Furthermore, the minor percentage of laboratory testing costs calculated to be AE attributable may reflect an expanded emphasis on AEs. Screening assays may be incorporated into the protocol based on prior knowledge about potential side effects or AEs associated with the study product. Increased vigilance by investigators seeking to detect poor outcomes sooner or with greater sensitivity may result in a greater number of laboratory tests mandated as standard for study participants. According to this study design, the costs associated with these prescribed measures would be categorized as “routine,” and therefore not AE related. Clinical trial protocols generally mandate follow-up of any abnormal laboratory results irrespective of an AE's relatedness to study drug(s), and appropriate monitoring to document resolution requires rigorous oversight.

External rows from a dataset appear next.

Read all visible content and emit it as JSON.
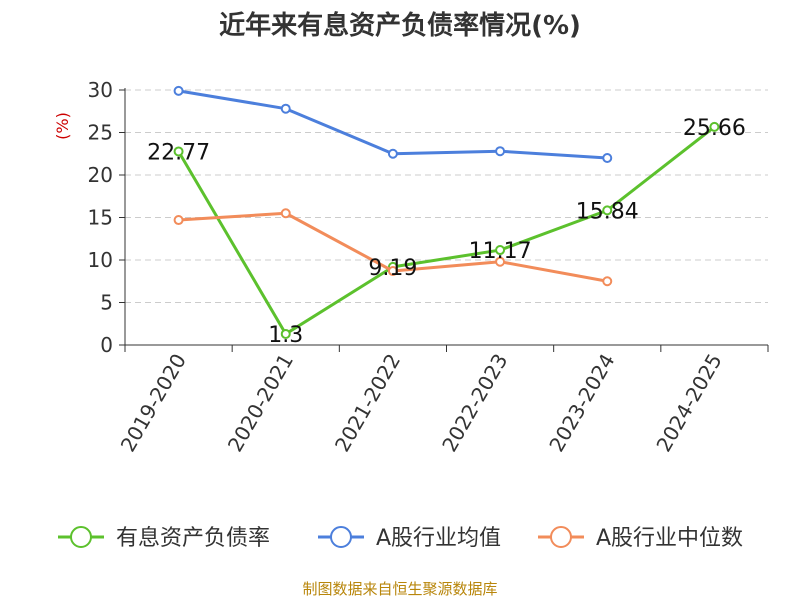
{
  "colors": {
    "series_1": "#5cc12d",
    "series_2": "#4c7fdc",
    "series_3": "#f28c5a",
    "grid": "#cccccc",
    "axis": "#333333"
  },
  "footer": "制图数据来自恒生聚源数据库",
  "chart_data": {
    "type": "line",
    "title": "近年来有息资产负债率情况(%)",
    "ylabel": "(%)",
    "xlabel": "",
    "categories": [
      "2019-2020",
      "2020-2021",
      "2021-2022",
      "2022-2023",
      "2023-2024",
      "2024-2025"
    ],
    "ylim": [
      0,
      30
    ],
    "yticks": [
      0,
      5,
      10,
      15,
      20,
      25,
      30
    ],
    "grid": "horizontal dashed",
    "legend_position": "bottom",
    "series": [
      {
        "name": "有息资产负债率",
        "values": [
          22.77,
          1.3,
          9.19,
          11.17,
          15.84,
          25.66
        ],
        "labels": [
          "22.77",
          "1.3",
          "9.19",
          "11.17",
          "15.84",
          "25.66"
        ]
      },
      {
        "name": "A股行业均值",
        "values": [
          29.9,
          27.8,
          22.5,
          22.8,
          22.0,
          null
        ]
      },
      {
        "name": "A股行业中位数",
        "values": [
          14.7,
          15.5,
          8.7,
          9.8,
          7.5,
          null
        ]
      }
    ]
  }
}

Among all AEs recorded in the clinical trial database during the study period and in the subset followed for time and motion studies, the most events were determined by the diagnosing clinician to be nonserious and unrelated to the delivery of study product(s). The observation that 2 of the top infant AEs (increase in creatinine and neutropenia) are laboratory abnormalities highlights the importance of standard reference values relevant for the local study population. Reporting guidelines relying on US-based tables to describe acceptable ranges may not be effective for classifying AEs or determining severity if standard values are markedly different in international settings.
The high incidence of AEs detected in this study sample of women and their infants is intrinsically linked not only to the prevailing maternal HIV infection but to elevated rates of disease morbidity found in developing countries. Evaluation, treatment, and resolution of these acute conditions, including URTI and diarrhea, nonetheless require substantial study resources, and the occurrence of these AEs remains admittedly greater in resource-poor settings, where formidable health challenges such as greater microbial burdens or widespread malnutrition have a notable impact.
Intensive identification and management of AEs helps to conduct clinical trials ethically in international settings but requires expenditure of substantial human and financial resources. Increasing expenses may be associated with provision of primary care for study participants, higher background rates of illness, and greater costs for highly trained personnel. Better understanding of these resource requirements should assist in improved planning and funding of international HIV-related clinical trials.
The authors gratefully acknowledge the principal investigators and HIVIG clinical staff at the MU-JHU Research Collaboration for their active support and invaluable participation in this project. They especially recognize the following individuals for contributing thoughtful input: Dr. Mary Glenn Fowler, Dr. Maxensia Owor, Joy Odongypiny, and Adrian Taylor.